A suspeita de que US$ 24 bilhões foram movimentados entre 1999 e 2002 de forma irregular para fora do País, via contas bancárias não declaradas de doleiros e empresas off-shore, motivou a Justiça a decretar a prisão temporária de cerca de 50 pessoas, apenas no Estado de São Paulo na Operação “Farol da Colina”, realizada hoje em sete Estados brasileiros pela Polícia Federal (PF).

“A origem das investigações foi no Banestado, em Foz do Iguaçú (PR), e na agência do mesmo banco em Nova York. A PF rastreou o complexo esquema de lavagem de dinheiro, evasão de divisas e sonegação fiscal”, explicou o delegado da PF, Wagner Castilho, porta-voz da Superintendência da PF em São Paulo.

Castilho esclareceu que, além dos doleiros, empresários e comerciantes da área de importação e exportação também passam pela investigação. “Os doleiros operavam de maneira irregular ou ilegal com empresas que se denominavam como turismo ou câmbio, mas que atuavam como off-shore”, comentou Castilho.

Segundo ele, as empresas operavam no chamado sistema de “dólar a cabo”, no qual os empresários e comerciantes indicavam, via doleiros, contas no exterior para receber recursos, sem declarar à Receita e tampouco recolher os impostos. “Um exemplo de operação ocorre quando um exportador brasileiro vende um determinado produto no exterior e não notifica a operação ao Banco Central (BC), assim como não recebeu os valores no Brasil, via conta CC5. Esse exportador brasileiro indicava ao importador de outro país quem seria o seu doleiro e este último informava qual era a conta fora do Brasil na qual o depósito deveria ser efetuado”, explicou.

De acordo com o delegado, este mesmo doleiro fazia uma espécie de distribuição dos recursos para outras contas, principalmente em paraísos fiscais.
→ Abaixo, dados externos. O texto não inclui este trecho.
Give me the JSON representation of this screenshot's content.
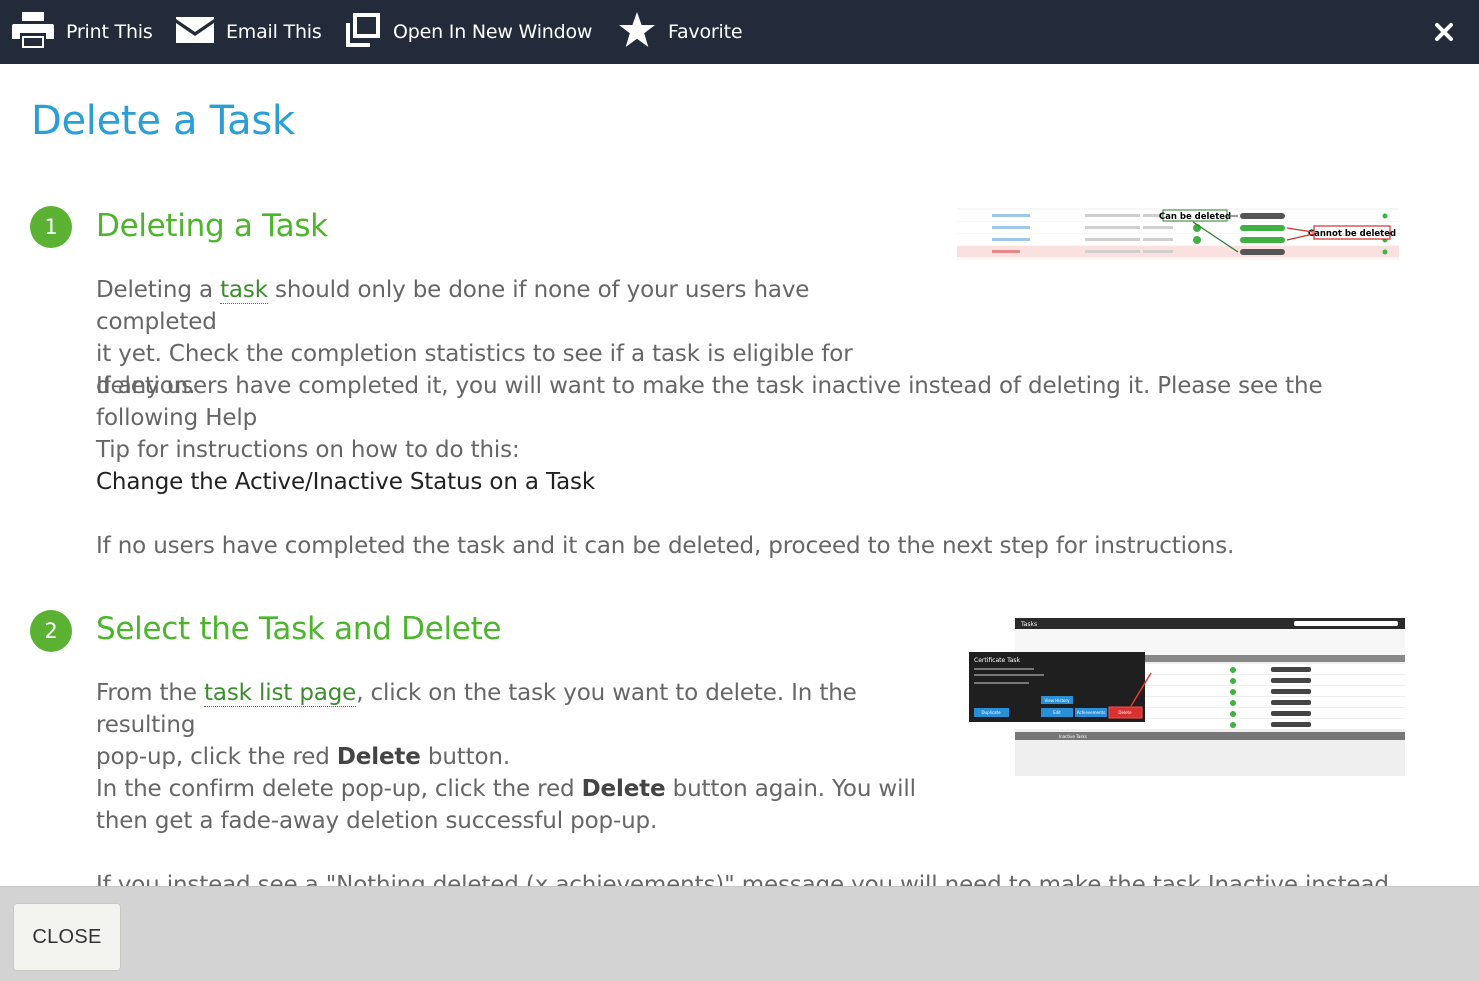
{
  "toolbar": {
    "print_label": "Print This",
    "email_label": "Email This",
    "open_window_label": "Open In New Window",
    "favorite_label": "Favorite",
    "close_glyph": "×"
  },
  "page": {
    "title": "Delete a Task"
  },
  "steps": [
    {
      "number": "1",
      "title": "Deleting a Task",
      "p1_pre": "Deleting a ",
      "p1_link": "task",
      "p1_post_line1": " should only be done if none of your users have completed",
      "p1_line2": "it yet. Check the completion statistics to see if a task is eligible for deletion.",
      "p2_line1": "If any users have completed it, you will want to make the task inactive instead of deleting it. Please see the following Help",
      "p2_line2": "Tip for instructions on how to do this:",
      "help_tip": "Change the Active/Inactive Status on a Task",
      "p3": "If no users have completed the task and it can be deleted, proceed to the next step for instructions.",
      "screenshot": {
        "callout_can": "Can be deleted",
        "callout_cannot": "Cannot be deleted"
      }
    },
    {
      "number": "2",
      "title": "Select the Task and Delete",
      "p1_pre": "From the ",
      "p1_link": "task list page",
      "p1_post_line1": ", click on the task you want to delete. In the resulting",
      "p1_line2_pre": "pop-up, click the red ",
      "p1_line2_bold": "Delete",
      "p1_line2_post": " button.",
      "p2_line1_pre": "In the confirm delete pop-up, click the red ",
      "p2_line1_bold": "Delete",
      "p2_line1_post": " button again. You will",
      "p2_line2": "then get a fade-away deletion successful pop-up.",
      "p3_partial": "If you instead see a \"Nothing deleted (x achievements)\" message you will need to make the task Inactive instead.",
      "screenshot": {
        "app_title": "Tasks",
        "popup_title": "Certificate Task",
        "btn_delete": "Delete",
        "btn_duplicate": "Duplicate",
        "btn_edit": "Edit",
        "btn_view_history": "View History",
        "btn_achievements": "Achievements",
        "inactive_tasks": "Inactive Tasks"
      }
    }
  ],
  "footer": {
    "close_label": "CLOSE"
  },
  "colors": {
    "topbar": "#232a3a",
    "title_blue": "#2a9fd6",
    "step_green": "#4cb52c",
    "link_green": "#3c8d2e",
    "body_text": "#666666",
    "footer": "#d3d3d3"
  }
}
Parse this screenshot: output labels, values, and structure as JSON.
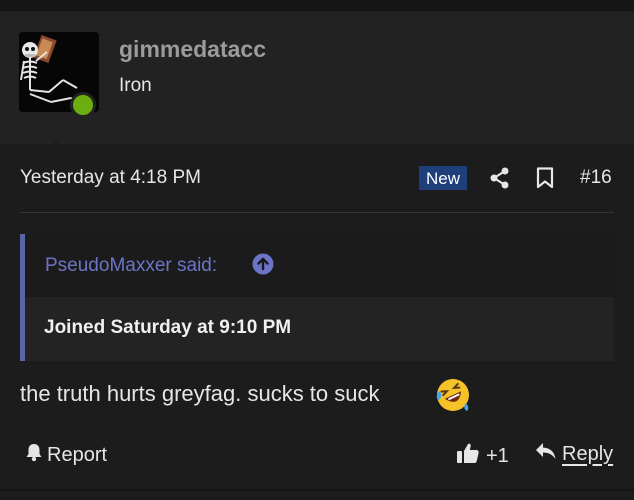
{
  "post": {
    "username": "gimmedatacc",
    "user_title": "Iron",
    "date": "Yesterday at 4:18 PM",
    "new_badge": "New",
    "post_number": "#16",
    "quote": {
      "author": "PseudoMaxxer said:",
      "text": "Joined Saturday at 9:10 PM"
    },
    "message": "the truth hurts greyfag. sucks to suck",
    "message_emoji": "rolling-on-floor-laughing-emoji",
    "actions": {
      "report": "Report",
      "like_count": "+1",
      "reply": "Reply"
    }
  },
  "colors": {
    "background": "#1c1c1c",
    "user_block": "#222222",
    "online_status": "#6cad10",
    "new_badge": "#1f3f7a",
    "quote_accent": "#5a64a8",
    "quote_author": "#6c74c8"
  },
  "icons": [
    "share-icon",
    "bookmark-icon",
    "quote-jump-icon",
    "bell-icon",
    "thumbs-up-icon",
    "reply-icon"
  ]
}
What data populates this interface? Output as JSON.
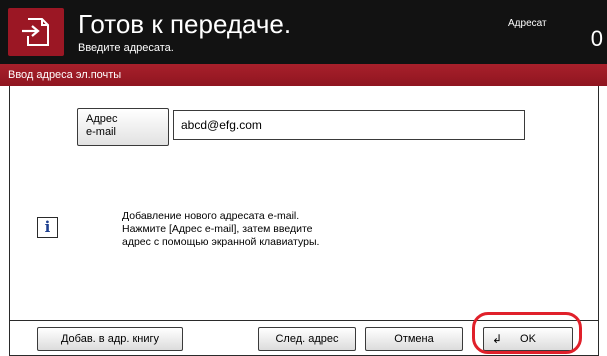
{
  "header": {
    "title": "Готов к передаче.",
    "subtitle": "Введите адресата.",
    "destination_label": "Адресат",
    "destination_count": "0",
    "icon": "send-document-icon"
  },
  "panel": {
    "title": "Ввод адреса эл.почты",
    "address_button": {
      "line1": "Адрес",
      "line2": "e-mail"
    },
    "email_value": "abcd@efg.com",
    "info_icon": "info-icon",
    "info_lines": [
      "Добавление нового адресата e-mail.",
      "Нажмите [Адрес e-mail], затем введите",
      "адрес с помощью экранной клавиатуры."
    ]
  },
  "toolbar": {
    "add_to_book": "Добав. в адр. книгу",
    "next_address": "След. адрес",
    "cancel": "Отмена",
    "ok": "OK",
    "ok_icon": "return-arrow-icon"
  },
  "colors": {
    "header_bg": "#121212",
    "accent_red": "#9b1724",
    "highlight_ring": "#e0202a"
  }
}
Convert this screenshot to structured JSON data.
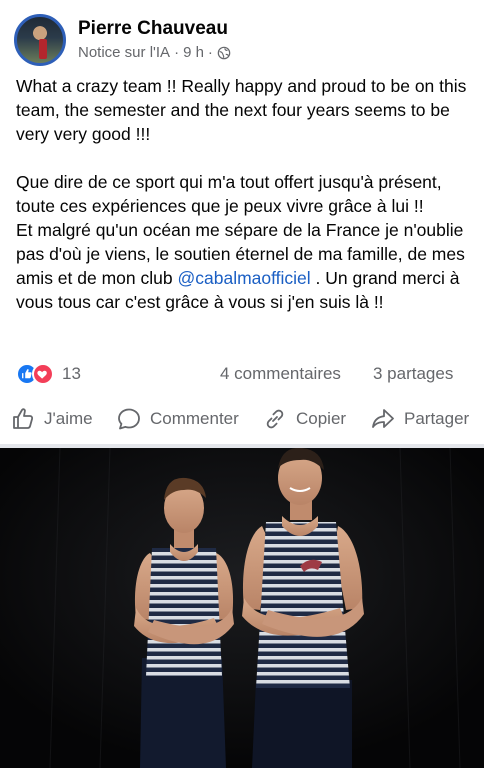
{
  "post": {
    "author": "Pierre Chauveau",
    "subtitle": "Notice sur l'IA",
    "time": "9 h",
    "separator": "·",
    "body": {
      "en": "What a crazy team !! Really happy and proud to be on this team, the semester and the next four years seems to be very very good !!!",
      "fr_1": "Que dire de ce sport qui m'a tout offert jusqu'à présent, toute ces expériences que je peux vivre grâce à lui !!",
      "fr_2": "Et malgré qu'un océan me sépare de la France je n'oublie pas d'où je viens, le soutien éternel de ma famille, de mes amis et de mon club",
      "mention": "@cabalmaofficiel",
      "fr_3": " . Un grand merci à vous tous car c'est grâce à vous si j'en suis là !!"
    },
    "stats": {
      "reaction_count": "13",
      "comments": "4 commentaires",
      "shares": "3 partages"
    },
    "actions": {
      "like": "J'aime",
      "comment": "Commenter",
      "copy": "Copier",
      "share": "Partager"
    }
  },
  "colors": {
    "accent": "#1877f2",
    "love": "#f33e58",
    "mention": "#1b5fc4",
    "secondary_text": "#65676b"
  },
  "icons": [
    "globe-icon",
    "like-reaction-icon",
    "love-reaction-icon",
    "thumbs-up-icon",
    "comment-bubble-icon",
    "link-icon",
    "share-arrow-icon"
  ]
}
O delegado comentou que as investigações chegaram até uma empresa instalada em Nova York chamada Beacon Hill Service Corp (BHSC), que na prática funcionaria como uma espécie de “cooperativa de doleiros”. “A empresa funcionava com movimentação, em sua maioria, de doleiros brasileiros. Nos Estados Unidos é permitido possuir um titular e subtitulares de contas correntes e doleiros atuavam na BHSC para depositar os recursos dentro dos Estados Unidos e depois remetê-los para outras contas, sempre sem informar à Receita Federal”.

Castilho informou que a PF chegou a essa empresa com a ajuda do Ministério Público dos Estados Unidos e a BHSC já foi fechada por conta de suas atividades ilegais. Como a BHSC era a maior companhia desse tipo de transação, a operação da PF recebeu o nome de Farol da Colina, em uma livre tradução do nome da empresa em inglês. Além das irregularidades nas operações de remessa ou recebimento de recursos, a PF constatou que a maior parte do dinheiro envolvido nas operações tinha origem ilícita, proveniente de sistemas de corrupção, desvio de recursos público contrabando, fraudes fiscais e bancária e “muito provavelmente” de tráfico de entorpecentes e de armas.